De son écriture élégante et fignolée, Dominique Fortier façonne des univers singuliers et sensibles où il fait bon errer. Les villes de papier retrace la vie d’Emily Dickinson, une poète américaine mystérieuse qui refusait de rendre publique sa poésie et vivait recluse. S’inspirant de l’histoire et de l’écriture et rendant hommage aux livres, comme dans Au péril de la mer, l’auteure témoigne des lieux qui nous habitent et de ces mondes que créent les écrivains.

Qu’est-ce qui vous fascine dans l’histoire d’Emily Dickinson? Pourquoi avez-vous eu envie de raconter son histoire?
Emily Dickinson telle que je l’imagine est une sorte de figure d’écrivain idéale, c’est-à-dire un être qui met l’écriture au centre de sa vie. C’est ainsi que je comprends son retrait progressif du monde – de son village à son jardin, puis à sa maison, avant qu’elle ne décide, au cours des dernières années de sa vie, de ne plus habiter que sa chambre. Cette vie à laquelle tout semble manquer (amours, relations, profession, voyages et jusqu’à la reconnaissance de son art, puisqu’elle s’est presque systématiquement refusée à publier ses poèmes) me semble au contraire pleine comme un œuf.

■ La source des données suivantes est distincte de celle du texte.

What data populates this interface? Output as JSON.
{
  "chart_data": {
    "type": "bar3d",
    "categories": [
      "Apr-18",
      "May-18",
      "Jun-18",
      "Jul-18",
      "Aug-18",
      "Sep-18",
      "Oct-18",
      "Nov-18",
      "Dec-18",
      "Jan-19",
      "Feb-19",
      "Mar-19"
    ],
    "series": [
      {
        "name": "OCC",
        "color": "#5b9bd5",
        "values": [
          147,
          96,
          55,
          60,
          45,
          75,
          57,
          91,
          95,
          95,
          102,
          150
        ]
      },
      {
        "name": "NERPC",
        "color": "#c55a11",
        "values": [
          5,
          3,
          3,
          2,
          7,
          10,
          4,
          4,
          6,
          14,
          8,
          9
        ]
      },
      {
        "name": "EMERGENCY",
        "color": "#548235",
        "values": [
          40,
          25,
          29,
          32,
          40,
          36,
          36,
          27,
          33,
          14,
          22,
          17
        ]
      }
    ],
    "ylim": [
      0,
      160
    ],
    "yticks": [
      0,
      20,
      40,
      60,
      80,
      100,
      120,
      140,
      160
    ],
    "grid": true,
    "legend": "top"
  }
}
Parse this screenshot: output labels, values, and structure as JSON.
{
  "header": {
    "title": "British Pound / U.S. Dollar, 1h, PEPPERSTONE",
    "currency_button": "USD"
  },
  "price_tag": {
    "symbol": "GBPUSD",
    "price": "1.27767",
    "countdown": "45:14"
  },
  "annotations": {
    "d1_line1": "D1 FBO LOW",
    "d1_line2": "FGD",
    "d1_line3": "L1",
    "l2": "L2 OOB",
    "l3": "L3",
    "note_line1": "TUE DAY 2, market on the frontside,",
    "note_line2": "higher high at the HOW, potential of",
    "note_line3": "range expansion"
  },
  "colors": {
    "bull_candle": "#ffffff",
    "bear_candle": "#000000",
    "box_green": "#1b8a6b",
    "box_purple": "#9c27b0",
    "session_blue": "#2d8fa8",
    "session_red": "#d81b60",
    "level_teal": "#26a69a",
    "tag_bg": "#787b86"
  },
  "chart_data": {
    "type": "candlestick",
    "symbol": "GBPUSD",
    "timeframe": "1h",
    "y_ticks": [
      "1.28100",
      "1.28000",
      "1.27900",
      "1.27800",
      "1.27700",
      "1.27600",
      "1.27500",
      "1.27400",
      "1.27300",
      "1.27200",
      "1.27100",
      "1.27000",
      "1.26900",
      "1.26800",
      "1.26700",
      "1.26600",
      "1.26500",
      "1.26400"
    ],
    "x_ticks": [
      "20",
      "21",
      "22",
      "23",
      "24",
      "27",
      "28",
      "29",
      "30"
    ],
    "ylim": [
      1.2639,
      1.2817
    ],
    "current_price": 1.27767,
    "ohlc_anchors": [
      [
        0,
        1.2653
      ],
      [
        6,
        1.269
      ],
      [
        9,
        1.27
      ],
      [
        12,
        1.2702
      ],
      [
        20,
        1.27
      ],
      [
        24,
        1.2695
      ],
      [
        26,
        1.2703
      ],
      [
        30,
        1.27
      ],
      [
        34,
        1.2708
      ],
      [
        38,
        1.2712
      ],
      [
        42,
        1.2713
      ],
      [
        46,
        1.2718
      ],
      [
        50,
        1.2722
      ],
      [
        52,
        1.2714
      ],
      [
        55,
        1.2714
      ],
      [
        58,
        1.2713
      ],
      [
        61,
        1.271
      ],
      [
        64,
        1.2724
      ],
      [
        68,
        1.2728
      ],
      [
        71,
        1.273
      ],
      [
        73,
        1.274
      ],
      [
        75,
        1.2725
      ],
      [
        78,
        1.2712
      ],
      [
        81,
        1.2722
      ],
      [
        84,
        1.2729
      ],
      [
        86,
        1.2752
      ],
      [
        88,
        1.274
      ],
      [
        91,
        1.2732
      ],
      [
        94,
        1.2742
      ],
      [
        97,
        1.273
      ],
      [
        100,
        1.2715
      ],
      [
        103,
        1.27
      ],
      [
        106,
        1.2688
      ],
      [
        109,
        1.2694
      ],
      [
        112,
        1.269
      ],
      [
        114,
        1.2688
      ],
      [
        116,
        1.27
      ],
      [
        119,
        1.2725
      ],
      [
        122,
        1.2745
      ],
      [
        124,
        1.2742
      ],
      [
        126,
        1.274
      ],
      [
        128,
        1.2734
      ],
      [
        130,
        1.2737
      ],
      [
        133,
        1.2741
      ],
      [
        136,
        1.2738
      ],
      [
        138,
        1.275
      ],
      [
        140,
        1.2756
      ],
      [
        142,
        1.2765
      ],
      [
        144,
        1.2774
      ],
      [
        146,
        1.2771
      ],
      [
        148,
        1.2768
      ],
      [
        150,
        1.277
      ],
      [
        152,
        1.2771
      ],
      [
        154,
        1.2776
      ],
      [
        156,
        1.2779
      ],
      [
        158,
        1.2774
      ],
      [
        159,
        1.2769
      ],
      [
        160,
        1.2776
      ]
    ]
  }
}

Le défi était de donner à voir cette plénitude invisible, cette autre forme de voyage, vers l’intérieur – vers le poème.

Que signifie pour vous le magnifique titre Les villes de papier?
À proprement parler, une ville de papier, c’est une ville inventée, que les cartographes du dix-neuvième siècle semaient sur leurs cartes pour s’assurer qu’on ne leur volerait pas leur ouvrage (s’ils retrouvaient cette fausse ville sur la carte d’un compétiteur, ils avaient la preuve que celui-ci avait copié leur carte plutôt que de tracer la sienne). La ville d’Agloe, dans l’État de New York, est l’une des plus célèbres de ces villes-mirages.

Les villes de papier, ce sont, de façon plus vaste, les lieux bien réels où l’on vit, et qui ne sont jamais que des endroits physiques, mais qui sont traversés de strates de souvenirs, de rêves, de fantômes, de sorte que la ville réelle et la ville imaginée se superposent, s’entremêlent, se fondent l’une dans l’autre. Ce sont des lieux qui nous habitent autant que nous les habitons.

Les villes de papier, ce sont enfin les livres qu’on lit et ceux qu’on écrit, et dans lesquels on vit comme dans autant de maisons.

Votre approche de l’écriture est-elle différente lorsque vous vous inspirez de personnes ayant existé ou de faits véridiques?
Quand on écrit, le fait de s’inspirer d’événements ou d’êtres réels fournit une forme d’armature, ou de contour, qu’il nous appartient toutefois de meubler de la même manière que lorsqu’on crée de toutes pièces des personnages ou des situations. C’est ainsi que l’Histoire et la fiction me semblent des territoires voisins, ou à tout le moins des pays amis, qu’on explore sensiblement de la même façon, avec les mêmes outils et les mêmes précautions, en s’exposant à des écueils et à des surprises semblables. Cela dit, quand on s’inspire d’événements ou d’êtres réels, on dispose d’emblée d’une « culture commune » avec son lecteur, dont on peut présumer qu’il en connaît aussi les grandes lignes; on le rencontre donc sur un territoire qui ne nous appartient pas en propre, mais qu’on partage avec lui.